Manche Idee hat es dazu gegeben, eine habe ich im Bild von dem vorbeifahrenden Zug angedeutet: Die Kirche sei das neue Gottesvolk, sie sei an die Stelle Israels getreten. Aber eben das lässt Paulus nicht gelten. Denn das hieße, dass Gott seine Zusage zurückgenommen hätte. Die Bibelworte, die er zitiert, Worte aus Jesaja und Jeremia, stammen aus einer Zeit, in der man genau das glauben konnte: dass Gott seine Zusage, seine Verheißung, seinen Eid, wie es manchmal auch heißt, zurückgenommen hätte.

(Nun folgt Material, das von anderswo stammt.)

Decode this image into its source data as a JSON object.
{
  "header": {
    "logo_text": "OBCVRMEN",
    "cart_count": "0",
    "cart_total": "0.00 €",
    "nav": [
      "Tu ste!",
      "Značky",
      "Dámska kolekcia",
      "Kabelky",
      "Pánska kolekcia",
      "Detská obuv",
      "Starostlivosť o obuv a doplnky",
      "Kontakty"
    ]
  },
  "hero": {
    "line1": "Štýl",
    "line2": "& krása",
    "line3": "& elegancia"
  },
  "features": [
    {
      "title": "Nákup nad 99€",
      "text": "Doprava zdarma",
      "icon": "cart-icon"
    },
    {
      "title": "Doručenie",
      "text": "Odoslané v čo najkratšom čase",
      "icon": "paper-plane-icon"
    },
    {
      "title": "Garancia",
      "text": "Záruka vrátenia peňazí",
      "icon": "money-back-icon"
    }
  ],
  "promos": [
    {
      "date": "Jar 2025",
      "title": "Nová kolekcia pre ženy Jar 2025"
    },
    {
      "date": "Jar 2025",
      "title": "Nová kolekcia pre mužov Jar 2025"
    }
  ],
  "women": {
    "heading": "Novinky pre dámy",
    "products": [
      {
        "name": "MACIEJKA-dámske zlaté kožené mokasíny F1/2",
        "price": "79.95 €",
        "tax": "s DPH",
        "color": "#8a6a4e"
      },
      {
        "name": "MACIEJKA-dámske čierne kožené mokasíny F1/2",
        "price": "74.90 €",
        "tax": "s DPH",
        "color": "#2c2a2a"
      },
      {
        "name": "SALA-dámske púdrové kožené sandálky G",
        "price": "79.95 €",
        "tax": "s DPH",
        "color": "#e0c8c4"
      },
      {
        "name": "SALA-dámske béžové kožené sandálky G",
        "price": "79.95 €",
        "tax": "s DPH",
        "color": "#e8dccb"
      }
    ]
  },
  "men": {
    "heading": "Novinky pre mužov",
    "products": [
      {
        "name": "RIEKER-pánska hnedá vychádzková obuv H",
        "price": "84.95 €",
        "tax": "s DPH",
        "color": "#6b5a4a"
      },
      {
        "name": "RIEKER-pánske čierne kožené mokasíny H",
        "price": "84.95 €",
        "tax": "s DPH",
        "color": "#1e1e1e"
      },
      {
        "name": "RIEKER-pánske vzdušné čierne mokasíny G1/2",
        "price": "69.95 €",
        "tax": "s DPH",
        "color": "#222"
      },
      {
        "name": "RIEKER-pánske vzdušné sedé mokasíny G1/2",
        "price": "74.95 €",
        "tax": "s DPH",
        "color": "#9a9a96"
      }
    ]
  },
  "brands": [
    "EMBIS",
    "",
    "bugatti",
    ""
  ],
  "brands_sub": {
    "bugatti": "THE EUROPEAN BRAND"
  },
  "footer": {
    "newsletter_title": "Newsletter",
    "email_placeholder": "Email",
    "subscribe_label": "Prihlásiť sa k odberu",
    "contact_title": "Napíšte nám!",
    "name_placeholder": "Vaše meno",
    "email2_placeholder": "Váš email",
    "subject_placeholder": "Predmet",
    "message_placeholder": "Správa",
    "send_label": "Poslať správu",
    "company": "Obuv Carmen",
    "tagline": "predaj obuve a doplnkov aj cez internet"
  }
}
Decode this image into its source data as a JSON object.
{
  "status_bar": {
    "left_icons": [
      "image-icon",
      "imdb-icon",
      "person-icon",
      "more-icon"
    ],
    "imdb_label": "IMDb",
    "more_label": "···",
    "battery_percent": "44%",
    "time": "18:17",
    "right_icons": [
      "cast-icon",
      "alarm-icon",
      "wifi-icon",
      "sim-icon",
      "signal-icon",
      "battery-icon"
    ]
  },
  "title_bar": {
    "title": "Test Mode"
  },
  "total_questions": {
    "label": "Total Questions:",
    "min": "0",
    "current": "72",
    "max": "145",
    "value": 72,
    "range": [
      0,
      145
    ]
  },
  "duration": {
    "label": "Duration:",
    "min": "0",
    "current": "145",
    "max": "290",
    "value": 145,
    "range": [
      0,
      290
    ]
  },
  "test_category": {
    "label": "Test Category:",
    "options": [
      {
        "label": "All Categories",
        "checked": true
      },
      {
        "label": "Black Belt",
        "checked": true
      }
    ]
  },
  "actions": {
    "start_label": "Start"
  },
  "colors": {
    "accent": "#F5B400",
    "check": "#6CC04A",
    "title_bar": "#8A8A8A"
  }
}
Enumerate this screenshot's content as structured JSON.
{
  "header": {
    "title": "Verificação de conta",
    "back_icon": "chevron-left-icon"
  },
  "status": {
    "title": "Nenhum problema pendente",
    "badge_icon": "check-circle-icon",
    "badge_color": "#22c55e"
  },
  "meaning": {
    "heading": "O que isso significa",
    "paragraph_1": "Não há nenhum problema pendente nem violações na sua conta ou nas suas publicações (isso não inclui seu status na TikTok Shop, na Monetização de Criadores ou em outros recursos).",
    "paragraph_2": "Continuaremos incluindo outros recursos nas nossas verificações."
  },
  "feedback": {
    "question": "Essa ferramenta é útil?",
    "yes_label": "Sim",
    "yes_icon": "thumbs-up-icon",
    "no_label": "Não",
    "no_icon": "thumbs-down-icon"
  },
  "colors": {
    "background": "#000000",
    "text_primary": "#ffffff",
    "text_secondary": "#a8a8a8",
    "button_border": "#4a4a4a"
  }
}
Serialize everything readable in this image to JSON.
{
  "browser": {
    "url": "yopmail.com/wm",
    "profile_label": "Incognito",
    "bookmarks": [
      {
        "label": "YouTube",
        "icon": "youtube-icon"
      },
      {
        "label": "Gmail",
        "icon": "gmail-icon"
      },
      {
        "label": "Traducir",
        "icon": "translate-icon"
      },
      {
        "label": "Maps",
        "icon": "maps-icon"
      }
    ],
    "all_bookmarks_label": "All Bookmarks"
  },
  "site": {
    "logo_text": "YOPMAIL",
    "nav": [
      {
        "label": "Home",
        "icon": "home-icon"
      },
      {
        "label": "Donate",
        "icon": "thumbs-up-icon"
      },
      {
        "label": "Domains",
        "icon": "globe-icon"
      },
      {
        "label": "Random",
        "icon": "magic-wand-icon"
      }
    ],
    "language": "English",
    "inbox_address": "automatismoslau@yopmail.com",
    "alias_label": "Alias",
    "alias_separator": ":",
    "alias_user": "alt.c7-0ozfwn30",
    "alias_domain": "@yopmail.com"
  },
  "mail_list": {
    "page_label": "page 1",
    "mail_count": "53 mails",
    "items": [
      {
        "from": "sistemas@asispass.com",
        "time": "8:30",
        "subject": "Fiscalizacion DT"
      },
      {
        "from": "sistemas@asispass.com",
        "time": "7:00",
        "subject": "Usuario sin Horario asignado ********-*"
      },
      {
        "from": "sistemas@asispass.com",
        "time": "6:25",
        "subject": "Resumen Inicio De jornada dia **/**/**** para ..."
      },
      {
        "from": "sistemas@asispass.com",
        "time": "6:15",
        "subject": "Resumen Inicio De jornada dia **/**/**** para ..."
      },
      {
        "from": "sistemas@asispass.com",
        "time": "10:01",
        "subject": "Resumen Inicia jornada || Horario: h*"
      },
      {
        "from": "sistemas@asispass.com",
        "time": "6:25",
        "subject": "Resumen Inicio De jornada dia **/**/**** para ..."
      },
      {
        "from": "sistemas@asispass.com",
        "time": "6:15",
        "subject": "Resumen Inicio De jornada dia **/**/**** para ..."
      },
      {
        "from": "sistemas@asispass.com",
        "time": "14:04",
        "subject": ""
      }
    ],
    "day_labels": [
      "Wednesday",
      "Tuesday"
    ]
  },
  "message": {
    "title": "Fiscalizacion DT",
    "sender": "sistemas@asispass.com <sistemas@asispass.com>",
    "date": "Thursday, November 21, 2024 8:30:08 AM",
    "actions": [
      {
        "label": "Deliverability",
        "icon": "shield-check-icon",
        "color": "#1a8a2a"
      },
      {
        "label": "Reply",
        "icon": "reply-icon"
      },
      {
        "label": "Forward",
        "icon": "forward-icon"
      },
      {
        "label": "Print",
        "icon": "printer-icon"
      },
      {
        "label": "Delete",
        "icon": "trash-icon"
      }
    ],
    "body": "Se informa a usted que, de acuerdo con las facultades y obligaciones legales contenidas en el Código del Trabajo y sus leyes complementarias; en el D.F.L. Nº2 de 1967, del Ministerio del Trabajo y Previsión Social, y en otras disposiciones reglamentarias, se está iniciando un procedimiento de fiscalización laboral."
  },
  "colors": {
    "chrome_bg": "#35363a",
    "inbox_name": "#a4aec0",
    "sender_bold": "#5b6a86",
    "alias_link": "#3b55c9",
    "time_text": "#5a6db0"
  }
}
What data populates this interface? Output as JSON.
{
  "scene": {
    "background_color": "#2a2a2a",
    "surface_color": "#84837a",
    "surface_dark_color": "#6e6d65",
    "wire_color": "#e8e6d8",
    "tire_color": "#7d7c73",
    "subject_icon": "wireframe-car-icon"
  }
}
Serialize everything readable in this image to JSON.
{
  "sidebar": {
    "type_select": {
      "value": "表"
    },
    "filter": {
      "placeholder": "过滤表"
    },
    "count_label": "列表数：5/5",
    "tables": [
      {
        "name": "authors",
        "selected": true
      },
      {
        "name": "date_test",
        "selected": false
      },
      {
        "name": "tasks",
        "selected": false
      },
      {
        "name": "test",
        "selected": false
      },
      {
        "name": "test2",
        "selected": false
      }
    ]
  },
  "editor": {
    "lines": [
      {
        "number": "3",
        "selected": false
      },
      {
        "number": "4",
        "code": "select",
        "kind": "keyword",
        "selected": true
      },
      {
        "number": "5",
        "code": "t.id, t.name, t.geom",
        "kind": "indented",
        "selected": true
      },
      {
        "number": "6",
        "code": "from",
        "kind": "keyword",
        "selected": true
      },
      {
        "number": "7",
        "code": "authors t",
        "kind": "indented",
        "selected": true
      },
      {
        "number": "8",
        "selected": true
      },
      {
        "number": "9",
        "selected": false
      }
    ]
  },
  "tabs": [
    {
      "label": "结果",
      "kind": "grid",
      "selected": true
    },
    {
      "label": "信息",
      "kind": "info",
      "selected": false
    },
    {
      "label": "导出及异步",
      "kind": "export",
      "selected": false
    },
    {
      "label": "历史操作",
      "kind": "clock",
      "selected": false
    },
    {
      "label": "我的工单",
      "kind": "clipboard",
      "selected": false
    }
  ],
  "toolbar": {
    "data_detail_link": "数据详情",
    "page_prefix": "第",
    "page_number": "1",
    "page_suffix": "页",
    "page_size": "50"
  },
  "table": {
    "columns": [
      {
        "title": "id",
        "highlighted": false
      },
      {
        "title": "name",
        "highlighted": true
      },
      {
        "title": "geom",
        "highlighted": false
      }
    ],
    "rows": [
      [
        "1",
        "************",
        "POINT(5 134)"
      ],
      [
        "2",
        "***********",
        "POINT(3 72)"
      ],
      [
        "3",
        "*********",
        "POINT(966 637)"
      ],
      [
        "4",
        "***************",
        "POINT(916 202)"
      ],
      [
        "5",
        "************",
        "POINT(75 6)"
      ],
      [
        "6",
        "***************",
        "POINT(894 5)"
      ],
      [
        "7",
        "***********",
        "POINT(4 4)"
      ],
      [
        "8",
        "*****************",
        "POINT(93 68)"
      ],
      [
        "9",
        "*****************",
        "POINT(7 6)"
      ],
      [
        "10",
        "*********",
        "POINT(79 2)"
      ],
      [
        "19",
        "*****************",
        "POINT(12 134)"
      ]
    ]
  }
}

Nicht ohne Grund. Breit wird da geschildert, wie das Volk sich immer mehr von Gott distanziert hatte, wie Unrecht und Gesetzesbruch sich ausgebreitet hatten. Wie dann schließlich Feinde über das Land gekommen waren und alles verloren schien. Tausend Gründe hätte es gegeben, jetzt zu sagen: ihr habt meinen Bund übertreten, ihr habt mich mit Füßen getreten, - jetzt kündige ich den Bund auf, ein für allemal. Doch gerade jetzt sagt Gott: »Es wird kommen aus Zion der Erlöser, der abwenden wird alle Gottlosigkeit von Jakob. Und dies ist mein Bund mit euch, wenn ich eure Sünden wegnehmen werde.« Gerade jetzt hält er daran fest, - hält er an seinem Volk fest, - und weist einen Ausweg aus der Schuld: Der Erlöser wird kommen, - und er wird alle Sünden wegnehmen, alles, was zwischen Gott und seinem Volk steht. Denn „Gott hat alle eingeschlossen in den Ungehorsam, damit er sich über alle erbarme, über Juden und Heiden.“ Gottes Bund mit seinem Volk ist also nicht am Ende, sondern eher wieder am Anfang, - als er dem Abraham versprach: „Ich will dich zum großen Volk machen und will dich segnen und dir einen großen Namen machen, und du sollst ein Segen sein ...; und in dir sollen gesegnet werden alle Völker auf Erden.“

Philipp Melanchthon wird der Satz zugeschrieben: “Wir sollen die Geheimnisse Gottes nicht ausforschen, sondern anbeten.” Der Satz hätte Paulus gut gefallen. Was ihm vor Augen ist, spricht ja eine ganz andere Sprache als das, was er in den alten Verheißungen liest. Doch er beugt sich nicht vor den Realitäten, die vor Augen sind, sondern vor dem, was verheißen ist. Der Treue Gottes traut er mehr zu als dem trotzigen menschlichen Herzen. Und so bleibt er dabei: „Im Blick auf die Erwählung sind sie Geliebte um der Väter willen. Denn Gottes Gaben und Berufung können ihn nicht gereuen.“

Wenn wir heute nach Israel schauen, wird uns das Herz schwer, - und die eingeforderte Solidarität mag manchem auch nicht leicht fallen. Wir dürfen aber die Kategorien nicht verwechseln und vermischen, auch wenn das nicht leicht fällt: Da gibt es die politische, die viele gegen Israel auf die Straßen treibt – und offenbar auch manchen verleitet, die Grenze zum Antijudaismus oder Antisemitismus zu überschreiten. Wovon Paulus redet, ist die heilsgeschichtliche Kategorie, - und da ist für ihn deutlich: so betrachtet, - im Sinne des großen Geheimnisses des Heilsplanes Gottes, sind und bleiben wir ganz eng mit dem Volk Israel verbunden, ein für allemal. Amen.